La scintigrafia tiroidea è una tecnica di imaging nucleare che utilizza una piccola quantità di materiale radioattivo per valutare la funzionalità e la morfologia della ghiandola tiroidea. «Questa procedura diagnostica è utile per caratterizzare l’ipertiroidismo, ad esempio, oppure per determinare se un nodulo tiroideo è ipo o iper funzionante, fornendo indicazioni sulla sua natura e sul rischio di malignità», spiega il dottor Ivano Taddei, specialista in Medicina nucleare presso l’Istituto Fanfani di Firenze.
«Solitamente viene prescritta dopo l’ecografia tiroidea, un esame iniziale non invasivo ed economico per valutare le patologie della tiroide, a cui la scintigrafia fa seguito in casi specifici».
All’occorrenza può essere prescritta anche in epoca pediatrica, spesso per chiarire il sospetto di ectopia tiroidea (il posizionamento anomalo della tiroide, non sita come di norma nella regione anteriore del collo) in caso di ipotiroidismo.
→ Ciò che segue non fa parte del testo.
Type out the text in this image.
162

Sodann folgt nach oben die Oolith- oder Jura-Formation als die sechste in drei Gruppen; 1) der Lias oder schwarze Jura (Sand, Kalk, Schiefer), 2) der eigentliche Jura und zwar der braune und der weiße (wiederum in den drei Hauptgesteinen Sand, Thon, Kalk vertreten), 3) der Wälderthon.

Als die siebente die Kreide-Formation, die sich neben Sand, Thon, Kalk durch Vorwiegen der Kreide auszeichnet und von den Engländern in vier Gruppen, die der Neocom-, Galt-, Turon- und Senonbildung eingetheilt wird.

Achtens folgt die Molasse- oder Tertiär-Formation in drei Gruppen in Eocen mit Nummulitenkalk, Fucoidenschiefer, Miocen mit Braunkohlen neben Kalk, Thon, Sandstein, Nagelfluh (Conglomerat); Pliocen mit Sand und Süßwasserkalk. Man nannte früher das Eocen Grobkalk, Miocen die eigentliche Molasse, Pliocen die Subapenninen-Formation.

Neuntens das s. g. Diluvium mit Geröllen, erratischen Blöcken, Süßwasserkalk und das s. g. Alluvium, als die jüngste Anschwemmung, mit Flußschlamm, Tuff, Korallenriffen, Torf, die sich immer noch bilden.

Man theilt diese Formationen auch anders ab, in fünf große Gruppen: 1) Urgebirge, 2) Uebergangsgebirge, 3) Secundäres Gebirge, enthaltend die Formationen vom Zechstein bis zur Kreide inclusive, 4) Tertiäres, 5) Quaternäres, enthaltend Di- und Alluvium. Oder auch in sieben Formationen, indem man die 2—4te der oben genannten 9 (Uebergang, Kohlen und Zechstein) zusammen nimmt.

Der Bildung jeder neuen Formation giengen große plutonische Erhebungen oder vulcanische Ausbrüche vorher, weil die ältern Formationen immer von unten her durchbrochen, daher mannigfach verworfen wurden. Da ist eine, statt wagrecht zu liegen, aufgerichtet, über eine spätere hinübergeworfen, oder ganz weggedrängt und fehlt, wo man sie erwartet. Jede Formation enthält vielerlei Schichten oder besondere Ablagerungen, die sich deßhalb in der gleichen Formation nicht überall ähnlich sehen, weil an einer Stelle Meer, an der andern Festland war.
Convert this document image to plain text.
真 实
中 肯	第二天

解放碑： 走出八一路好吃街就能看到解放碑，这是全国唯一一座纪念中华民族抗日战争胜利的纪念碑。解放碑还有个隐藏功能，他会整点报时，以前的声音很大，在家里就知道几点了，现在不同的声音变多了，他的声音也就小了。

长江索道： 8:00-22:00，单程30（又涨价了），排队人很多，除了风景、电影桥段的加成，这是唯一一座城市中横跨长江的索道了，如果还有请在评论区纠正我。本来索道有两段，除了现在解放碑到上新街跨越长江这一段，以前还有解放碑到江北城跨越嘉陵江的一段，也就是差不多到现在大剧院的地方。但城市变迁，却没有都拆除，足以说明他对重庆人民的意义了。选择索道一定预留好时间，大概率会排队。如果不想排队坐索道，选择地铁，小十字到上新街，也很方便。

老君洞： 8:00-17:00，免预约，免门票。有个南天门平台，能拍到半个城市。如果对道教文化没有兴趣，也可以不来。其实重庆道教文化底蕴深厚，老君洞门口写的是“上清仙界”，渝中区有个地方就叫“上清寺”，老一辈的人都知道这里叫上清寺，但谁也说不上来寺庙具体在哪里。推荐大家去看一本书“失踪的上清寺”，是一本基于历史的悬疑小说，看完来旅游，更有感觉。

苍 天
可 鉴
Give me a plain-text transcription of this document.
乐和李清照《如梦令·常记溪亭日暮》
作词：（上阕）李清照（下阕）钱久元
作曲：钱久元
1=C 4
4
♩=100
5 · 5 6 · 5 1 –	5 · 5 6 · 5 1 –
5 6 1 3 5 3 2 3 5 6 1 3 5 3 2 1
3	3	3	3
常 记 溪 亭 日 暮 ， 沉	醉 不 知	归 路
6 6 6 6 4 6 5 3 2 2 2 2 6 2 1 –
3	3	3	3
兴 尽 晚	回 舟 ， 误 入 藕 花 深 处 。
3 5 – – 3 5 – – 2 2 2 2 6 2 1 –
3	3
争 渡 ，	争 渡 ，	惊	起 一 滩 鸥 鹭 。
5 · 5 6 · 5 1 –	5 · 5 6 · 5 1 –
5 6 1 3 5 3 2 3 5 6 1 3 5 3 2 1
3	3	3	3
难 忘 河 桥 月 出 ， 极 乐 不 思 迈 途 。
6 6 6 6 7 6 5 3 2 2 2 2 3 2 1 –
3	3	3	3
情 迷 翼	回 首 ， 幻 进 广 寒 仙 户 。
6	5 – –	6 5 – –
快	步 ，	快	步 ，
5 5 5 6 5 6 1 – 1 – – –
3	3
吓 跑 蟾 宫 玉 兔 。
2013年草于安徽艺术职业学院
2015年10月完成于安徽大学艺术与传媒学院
Come si esegue la scintigrafia tiroidea
Tramite un’iniezione endovenosa (o talvolta per via orale), al paziente viene somministrato un tracciante radioattivo che mima lo iodio, comunemente il tecnezio-99m, di cui la tiroide – se funzionante – è molto “avida”. Dopo circa 15-20 minuti, la sua distribuzione nella ghiandola viene registrata da una gamma-camera, creando un’immagine che riflette l’attività funzionale dei tessuti tiroidei.
«L’intero processo, compresa l’attesa e l’acquisizione delle immagini, dura 30-40 minuti, ma il tempo effettivo in cui si è sottoposti all’imaging è relativamente breve, circa un quarto d’ora», descrive l’esperto.
Non si tratta di un esame doloroso: il paziente resta sdraiato su un lettino durante la procedura e l’unico fastidio, comunque leggero, può essere legato alla somministrazione del tracciante per via endovenosa.
Come prepararsi alla scintigrafia tiroidea
Non è necessaria una preparazione particolare per la scintigrafia tiroidea e non occorre il digiuno. «L’importante è sospendere nei 10-15 giorni precedenti all’esame l’assunzione di preparati o soluzioni a base di iodio, come sale iodato, alghe marine, multivitaminici o prodotti di erboristeria contenenti iodio, ma anche dentifrici o lavande vaginali addizionati con questo microelemento», sottolinea Taddei.
Nel caso in cui il paziente stia assumendo farmaci iodati, come l’amiodarone, è generalmente consigliato sospendere il farmaco per un periodo di almeno sei mesi prima di eseguire una scintigrafia tiroidea.
Perché queste precauzioni? «La ghiandola tiroidea potrebbe già essere “satura” di iodio, riducendo l’assorbimento del tracciante e compromettendo la qualità delle immagini ottenute: questo potrebbe portare a risultati falsi negativi o alterati, rendendo difficile per i medici fare una diagnosi accurata», specifica l’esperto.
Scintigrafia tiroidea, quali controindicazioni
Non possono sottoporsi alla scintigrafia tiroidea le donne in gravidanza, a causa dell’utilizzo di isotopi radioattivi durante l’esame.
«Queste sostanze, infatti, possono attraversare la placenta e potenzialmente esporre il feto a radiazioni, comportando rischi per il suo sviluppo, inclusi effetti sullo sviluppo della tiroide e altri organi», evidenzia il dottor Taddei.
In caso di sospette problematiche alla tiroide durante la gravidanza, i medici possono optare per metodi diagnostici alternativi che non comportano l’uso di radiazioni, come ecografie o esami del sangue.
Quali sono i rischi della scintigrafia tiroidea
La scintigrafia tiroidea comporta un’esposizione a radiazioni relativamente bassa, inferiore rispetto ad altre procedure diagnostiche, come una TAC.
«Per fare un confronto, l’esposizione alle radiazioni durante un volo aereo verso gli Stati Uniti è superiore a quella ricevuta durante una scintigrafia», assicura l’esperto. Le radiazioni cosmiche provengono dallo spazio e la loro intensità diminuisce man mano che ci si avvicina al suolo. Quando si vola ad alta quota, come in un aereo, si è esposti a livelli più elevati, perché l’atmosfera terrestre offre meno protezione.
«Detto ciò, anche se dopo la scintigrafia non si diventa “radioattivi” nel senso comune del termine, in via precauzionale è consigliabile limitare il contatto stretto con donne in gravidanza e bambini per le successive 24 ore», conclude l’esperto.